HRB National Drugs Library

(±)-threo-methylphenidate (methyl-2-phenyl-2-(piperidin-2-yl)acetate; Ritalin®; MPH) の誤用は長く認められてきましたが、MPHの類似体が「リサーチケミカル」という形で登場したのはごく最近のことでした。 4-Fluoromethylphenidate(4F-MPH)もその一つである。 本研究では、2015年にオンライン業者から入手した2つの粉末状4F-MPH製品の同定および分析的特性評価を行った。 興味深いことに、1つの製品は(±)-threo-4F-MPH異性体からなるのに対し、2番目のサンプルは(±)-threoと(±)-erythro 4F-MPHの混合物からなることから、この製品は2つの異なるバッチのものであるように思われた。 ラット脳シナプトソームを用いたモノアミン輸送研究により、4F-MPH混合物の生物活性は(±)-threo異性体にあり、(±)-erythro異性体にはないことが、ドーパミン取り込みを阻害するために決定するより高い効力(IC 4F-MPH=66 nM vs. (±)-erythro 4F-MPH)から判明した。 IC 4F-MPH = 66 nM vs. IC (±)-threo = 61 nM vs. IC (±)-erythro = 8,528 nM)およびノルエピネフリン取り込み阻害(IC 4F-MPH = 45 nM vs. (±)-threo = 31 nM vs.

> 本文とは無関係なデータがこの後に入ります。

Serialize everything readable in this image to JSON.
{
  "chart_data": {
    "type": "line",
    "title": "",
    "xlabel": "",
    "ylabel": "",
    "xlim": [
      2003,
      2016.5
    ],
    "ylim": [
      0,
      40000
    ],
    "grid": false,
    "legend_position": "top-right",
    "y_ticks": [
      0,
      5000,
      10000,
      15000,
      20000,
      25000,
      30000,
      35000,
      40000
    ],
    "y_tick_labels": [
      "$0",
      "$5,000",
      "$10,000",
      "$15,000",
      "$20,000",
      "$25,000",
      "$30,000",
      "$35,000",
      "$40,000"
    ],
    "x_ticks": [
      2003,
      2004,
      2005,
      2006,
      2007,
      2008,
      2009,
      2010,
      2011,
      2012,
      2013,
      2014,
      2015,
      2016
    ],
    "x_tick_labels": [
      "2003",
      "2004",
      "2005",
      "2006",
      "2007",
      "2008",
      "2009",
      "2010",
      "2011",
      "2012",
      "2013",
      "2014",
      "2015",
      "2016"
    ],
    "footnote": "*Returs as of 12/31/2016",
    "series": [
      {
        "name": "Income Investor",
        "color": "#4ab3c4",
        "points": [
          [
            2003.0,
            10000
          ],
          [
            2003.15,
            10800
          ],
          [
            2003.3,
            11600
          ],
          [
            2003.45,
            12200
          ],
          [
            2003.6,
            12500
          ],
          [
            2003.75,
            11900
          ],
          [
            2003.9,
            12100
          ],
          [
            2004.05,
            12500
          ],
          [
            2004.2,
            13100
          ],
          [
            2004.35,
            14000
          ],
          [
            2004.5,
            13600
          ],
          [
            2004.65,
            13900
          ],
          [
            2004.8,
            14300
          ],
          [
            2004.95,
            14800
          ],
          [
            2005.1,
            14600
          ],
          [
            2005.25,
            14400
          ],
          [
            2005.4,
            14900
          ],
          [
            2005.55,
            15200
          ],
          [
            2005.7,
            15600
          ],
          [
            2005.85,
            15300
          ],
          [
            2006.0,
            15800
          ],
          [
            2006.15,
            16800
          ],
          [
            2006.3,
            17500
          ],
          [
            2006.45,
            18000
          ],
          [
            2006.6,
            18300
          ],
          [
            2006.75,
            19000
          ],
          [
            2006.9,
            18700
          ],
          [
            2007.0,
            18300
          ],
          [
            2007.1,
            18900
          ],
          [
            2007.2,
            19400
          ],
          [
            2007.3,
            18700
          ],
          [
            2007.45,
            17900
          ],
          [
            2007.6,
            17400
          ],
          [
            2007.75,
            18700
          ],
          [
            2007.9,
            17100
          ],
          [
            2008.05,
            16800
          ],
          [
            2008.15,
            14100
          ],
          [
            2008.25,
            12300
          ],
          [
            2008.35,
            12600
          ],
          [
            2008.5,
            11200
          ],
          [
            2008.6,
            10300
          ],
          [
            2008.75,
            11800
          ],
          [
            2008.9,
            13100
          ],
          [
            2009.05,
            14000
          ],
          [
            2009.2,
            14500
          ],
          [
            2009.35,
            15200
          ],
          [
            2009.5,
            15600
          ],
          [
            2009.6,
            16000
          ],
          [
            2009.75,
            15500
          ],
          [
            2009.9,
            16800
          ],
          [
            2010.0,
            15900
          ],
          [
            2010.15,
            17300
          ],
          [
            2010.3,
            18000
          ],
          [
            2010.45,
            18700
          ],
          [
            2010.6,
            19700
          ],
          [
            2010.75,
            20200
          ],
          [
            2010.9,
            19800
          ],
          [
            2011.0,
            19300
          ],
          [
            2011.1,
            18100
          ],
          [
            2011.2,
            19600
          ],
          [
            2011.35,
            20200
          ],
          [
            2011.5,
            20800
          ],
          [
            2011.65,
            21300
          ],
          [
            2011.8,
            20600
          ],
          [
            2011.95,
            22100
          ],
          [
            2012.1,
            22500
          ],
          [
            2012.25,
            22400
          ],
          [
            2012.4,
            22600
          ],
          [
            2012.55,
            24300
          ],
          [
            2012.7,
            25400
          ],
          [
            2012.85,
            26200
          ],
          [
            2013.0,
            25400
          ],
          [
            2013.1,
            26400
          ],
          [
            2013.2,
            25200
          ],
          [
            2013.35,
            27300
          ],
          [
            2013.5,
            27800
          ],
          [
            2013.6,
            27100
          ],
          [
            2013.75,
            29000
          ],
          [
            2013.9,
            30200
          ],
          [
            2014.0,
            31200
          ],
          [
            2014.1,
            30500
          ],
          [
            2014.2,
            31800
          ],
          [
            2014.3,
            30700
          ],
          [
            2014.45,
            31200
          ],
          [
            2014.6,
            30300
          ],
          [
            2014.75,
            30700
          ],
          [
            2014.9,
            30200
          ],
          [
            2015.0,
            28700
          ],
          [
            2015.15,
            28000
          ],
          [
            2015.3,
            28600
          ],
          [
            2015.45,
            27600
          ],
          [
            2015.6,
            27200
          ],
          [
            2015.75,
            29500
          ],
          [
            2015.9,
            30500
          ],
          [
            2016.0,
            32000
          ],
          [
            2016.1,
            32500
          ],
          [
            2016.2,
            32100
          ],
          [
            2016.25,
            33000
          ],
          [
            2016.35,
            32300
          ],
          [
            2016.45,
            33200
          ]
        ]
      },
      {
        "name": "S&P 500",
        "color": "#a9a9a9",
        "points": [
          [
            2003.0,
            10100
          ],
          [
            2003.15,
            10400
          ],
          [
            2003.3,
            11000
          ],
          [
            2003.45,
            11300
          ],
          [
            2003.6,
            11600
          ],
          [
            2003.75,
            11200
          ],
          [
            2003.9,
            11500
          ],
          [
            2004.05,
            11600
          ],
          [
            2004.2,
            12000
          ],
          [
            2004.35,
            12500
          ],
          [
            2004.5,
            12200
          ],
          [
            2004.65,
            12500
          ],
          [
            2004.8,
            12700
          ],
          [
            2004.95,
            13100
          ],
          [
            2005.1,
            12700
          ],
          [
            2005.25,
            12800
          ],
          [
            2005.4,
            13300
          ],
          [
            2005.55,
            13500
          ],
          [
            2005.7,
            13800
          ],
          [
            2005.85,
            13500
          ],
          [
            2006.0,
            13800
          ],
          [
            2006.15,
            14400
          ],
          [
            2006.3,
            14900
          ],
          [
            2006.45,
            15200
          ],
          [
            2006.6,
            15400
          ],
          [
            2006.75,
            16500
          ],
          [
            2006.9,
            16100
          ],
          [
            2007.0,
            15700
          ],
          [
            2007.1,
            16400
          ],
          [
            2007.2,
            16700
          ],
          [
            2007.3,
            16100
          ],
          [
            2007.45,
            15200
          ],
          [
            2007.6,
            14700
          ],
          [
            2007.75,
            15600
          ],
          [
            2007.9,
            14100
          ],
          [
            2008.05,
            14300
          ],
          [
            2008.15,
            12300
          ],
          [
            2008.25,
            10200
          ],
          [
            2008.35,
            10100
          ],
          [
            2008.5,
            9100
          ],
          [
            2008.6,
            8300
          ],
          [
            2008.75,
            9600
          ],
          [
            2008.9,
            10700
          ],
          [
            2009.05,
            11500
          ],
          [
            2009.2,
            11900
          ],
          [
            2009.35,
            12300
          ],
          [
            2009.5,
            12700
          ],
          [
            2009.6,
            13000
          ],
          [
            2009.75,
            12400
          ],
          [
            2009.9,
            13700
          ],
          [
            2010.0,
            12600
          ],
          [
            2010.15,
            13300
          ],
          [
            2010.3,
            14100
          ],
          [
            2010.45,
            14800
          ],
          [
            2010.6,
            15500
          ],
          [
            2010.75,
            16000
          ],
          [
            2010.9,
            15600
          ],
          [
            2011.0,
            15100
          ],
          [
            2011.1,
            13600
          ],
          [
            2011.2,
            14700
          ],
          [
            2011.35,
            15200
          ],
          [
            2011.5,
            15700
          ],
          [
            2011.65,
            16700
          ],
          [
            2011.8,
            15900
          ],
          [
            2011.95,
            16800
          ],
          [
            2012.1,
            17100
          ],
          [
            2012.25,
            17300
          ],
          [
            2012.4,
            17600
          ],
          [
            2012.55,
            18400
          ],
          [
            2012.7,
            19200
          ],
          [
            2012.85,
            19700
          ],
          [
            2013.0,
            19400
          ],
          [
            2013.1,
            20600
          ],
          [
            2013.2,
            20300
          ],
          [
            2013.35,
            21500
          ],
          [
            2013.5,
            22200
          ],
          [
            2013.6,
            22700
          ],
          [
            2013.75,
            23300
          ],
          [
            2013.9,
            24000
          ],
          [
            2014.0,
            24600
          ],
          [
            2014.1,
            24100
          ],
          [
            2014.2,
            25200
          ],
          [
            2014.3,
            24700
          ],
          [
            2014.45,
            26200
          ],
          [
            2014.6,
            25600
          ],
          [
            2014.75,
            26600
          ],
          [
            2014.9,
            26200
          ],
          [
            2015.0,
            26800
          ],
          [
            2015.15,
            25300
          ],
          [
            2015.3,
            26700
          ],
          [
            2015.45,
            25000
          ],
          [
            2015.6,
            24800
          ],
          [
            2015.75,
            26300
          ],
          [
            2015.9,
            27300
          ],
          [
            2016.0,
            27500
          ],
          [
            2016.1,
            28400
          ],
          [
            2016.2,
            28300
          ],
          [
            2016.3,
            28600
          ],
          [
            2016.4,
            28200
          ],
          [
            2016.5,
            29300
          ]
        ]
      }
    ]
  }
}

IC (±)-erythro = 3,779 nM)に対して高い効力を示したことから,(±)-erythro 異性体の取り込み阻害効果は認められなかった. 一方、MPH は (±)-threo-4F-MPH よりドーパミントランスポーターに対する作用が 3 倍低く (IC = 131 nM)、ノルエピネフリントランスポーターに対する作用が約 2.5 倍低く (IC = 83 nM)であった。 また、セロトニントランスポーターに対するIC値は(±)-threo-4F-MPHが8,805 nM、MPHが>10,000 nMであり、両物質はカテコールアミン選択的であった。 これらの知見は、(±)-threo-4F-MPHの精神刺激作用がMPHよりもヒトでより強力である可能性を示唆している。 著作権 © 2017 John Wiley & Sons, Ltd.